I imagine if you actually tried it you probably couldn't
actually handbrake turn a smart car in reverse on the narrow back streets of paris but that doesn't take anything away from the story.
The point is that it's a private jet with a make and model name, and it's quite large inside. That's all.
Dan Brown obviously hasn't been in one either, but that just makes him unknowledgeable on aviation matters, not a bad writer.
He uses adjectives which are irrelevant, e.g. "Renowned curator Jacques Saunière staggered through the vaulted archway of the museum's Grand Gallery". He throws in irrelevant details (& sometimes gets 'em wrong), such as the fuel consumption of a car, or a description of a watch, & who gave it to its owner & when, when a character checks the time. These are typical of hack writers paid by the word, or writing to a target book length & needing to add filler.
This is diverging from fact, back into the realms of opinion, preference and taste. It's not
fact that they're irrelevant - that's just your opinion.
The thing about a body not being able to be 'precarious' is the only charge I've seen that's
verging on factual incorrectness, but I'm still not convinced it is - I would have to read more around the context to be sure.

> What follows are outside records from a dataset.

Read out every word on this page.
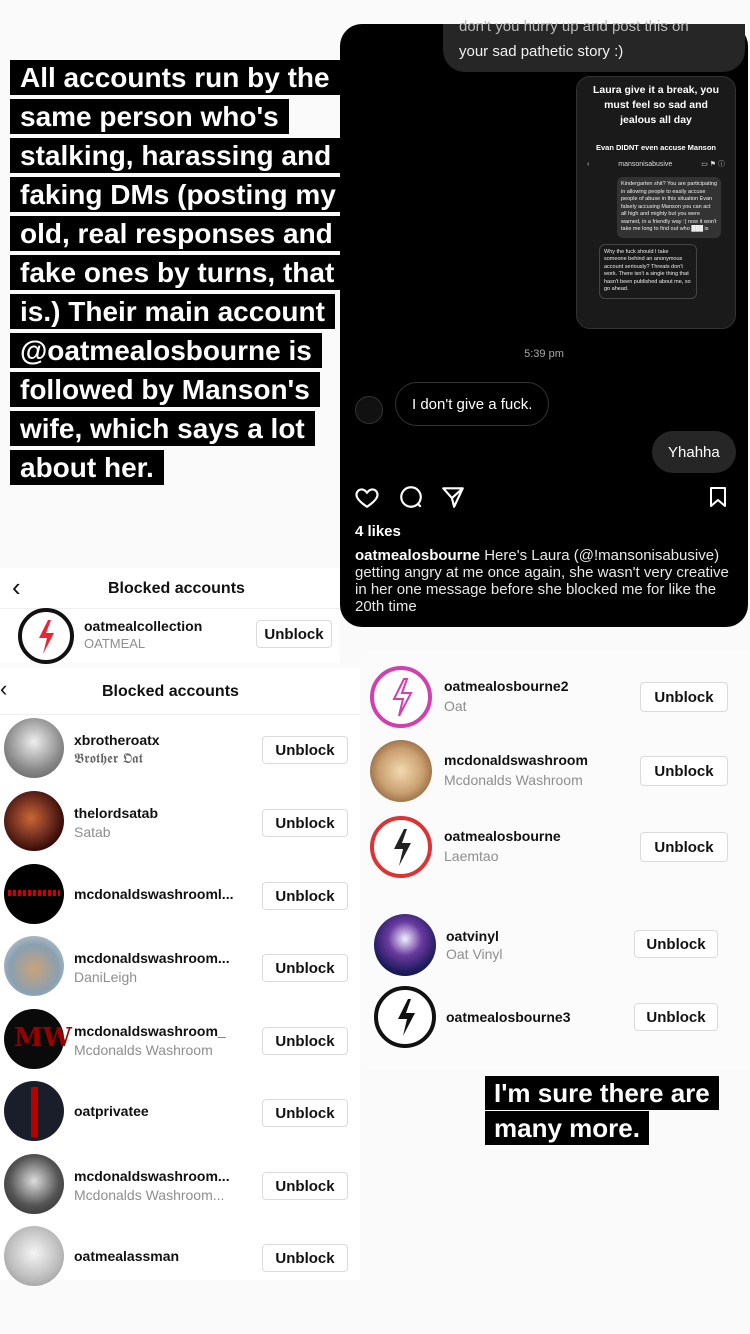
don't you hurry up and post this on
your sad pathetic story :)
Laura give it a break, you must feel so sad and jealous all day
Evan DIDNT even accuse Manson
‹	mansonisabusive	▭ ⚑ ⓘ
Kindergarten shit? You are participating in allowing people to easily accuse people of abuse in this situation Evan falsely accusing Manson you can act all high and mighty but you were warned, in a friendly way :) now it won't take me long to find out who ███ is
Why the fuck should I take someone behind an anonymous account seriously? Threats don't work. There isn't a single thing that hasn't been published about me, so go ahead.
5:39 pm
I don't give a fuck.
Yhahha
4 likes
oatmealosbourne Here's Laura (@!mansonisabusive) getting angry at me once again, she wasn't very creative in her one message before she blocked me for like the 20th time
‹	Blocked accounts
oatmealcollection
OATMEAL
Unblock
‹	Blocked accounts
xbrotheroatx
𝕭𝖗𝖔𝖙𝖍𝖊𝖗 𝕺𝖆𝖙
Unblock
thelordsatab
Satab
Unblock
mcdonaldswashrooml...	Unblock
mcdonaldswashroom...
DaniLeigh
Unblock
MW mcdonaldswashroom_
Mcdonalds Washroom
Unblock
oatprivatee	Unblock
mcdonaldswashroom...
Mcdonalds Washroom...
Unblock
oatmealassman	Unblock
oatmealosbourne2
Oat
Unblock
mcdonaldswashroom
Mcdonalds Washroom
Unblock
oatmealosbourne
Laemtao
Unblock
oatvinyl
Oat Vinyl
Unblock
oatmealosbourne3	Unblock
All accounts run by the same person who's stalking, harassing and faking DMs (posting my old, real responses and fake ones by turns, that is.) Their main account @oatmealosbourne is followed by Manson's wife, which says a lot about her.
I'm sure there are many more.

And given that most of the beef with the "20 worst Dan Brown sentences" (which is being touted as 'proof' he is a bad writer) is 'unnecessary description', which on closer examination is purely a matter of opinion, there is a clear precedence for opinion masquerading as fact (or, rather, the charge that he is a bad writer being purely opinion. Hence snobbery. Which like I say is fine - but we're not really getting very far off the ground in establishing it as concrete fact.)